Below is the anonymised testimony from a domestic worker who came to Lebanon to work for a man named Emile Bou Farah in 2010. Her account details the sexual harassment she says she faced, and the physical abuse she witnessed at the Saliba Agency which employs domestic workers. She says that Emile Bou Farah preyed on her, made unwanted advances and sexually harassed her. Furthermore, she alleges that she worked 16 hour days and was only allowed to eat once a day.
Sonam Moktan, Nepali, came to Lebanon in early 2007 to work for brothers Boutros and Ghassan Bou Younes. Boutros was her employer, but she was handed over directly to his brother, Ghassan. She ended up enslaved for a period of 10 years. In her decade in Lebanon, she is alleged to have faced both physical and sexual abuse. She worked tirelessly, without any holidays or breaks. Her employers did not provide basic items such as clothing and sanitary protection. They told her that her entire family had died in the 2015 earthquake in Nepal. She had almost no contact with them for ten years.
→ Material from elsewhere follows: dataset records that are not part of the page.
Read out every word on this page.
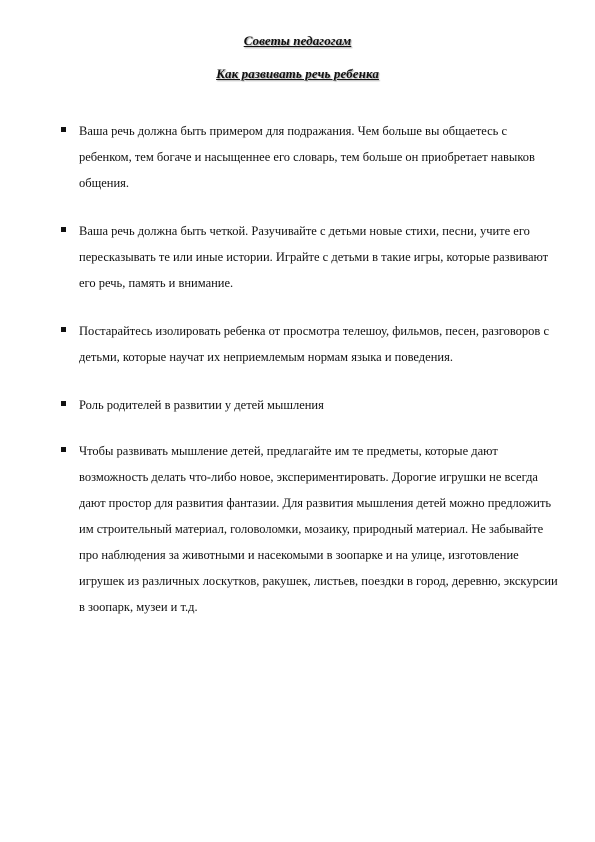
Советы педагогам
Как развивать речь ребенка
Ваша речь должна быть примером для подражания. Чем больше вы общаетесь с ребенком, тем богаче и насыщеннее его словарь, тем больше он приобретает навыков общения.
Ваша речь должна быть четкой. Разучивайте с детьми новые стихи, песни, учите его пересказывать те или иные истории. Играйте с детьми в такие игры, которые развивают его речь, память и внимание.
Постарайтесь изолировать ребенка от просмотра телешоу, фильмов, песен, разговоров с детьми, которые научат их неприемлемым нормам языка и поведения.
Роль родителей в развитии у детей мышления
Чтобы развивать мышление детей, предлагайте им те предметы, которые дают возможность делать что-либо новое, экспериментировать. Дорогие игрушки не всегда дают простор для развития фантазии. Для развития мышления детей можно предложить им строительный материал, головоломки, мозаику, природный материал. Не забывайте про наблюдения за животными и насекомыми в зоопарке и на улице, изготовление игрушек из различных лоскутков, ракушек, листьев, поездки в город, деревню, экскурсии в зоопарк, музеи и т.д.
Florence Njoki Wangari arrived in Lebanon from Kenya in June 2014 and left in June 2017. Her first 18 months’ salary were paid but the last 18 months remain unpaid. She repeatedly asked for her full salary, and was told in return that it was ‘in the bank’. Florence was sent back to Kenya for her father’s funeral with the promise of return, so she didn’t even take her clothes with her. When she contacted her employers from Kenya, they blocked her. She is still owed $3,000.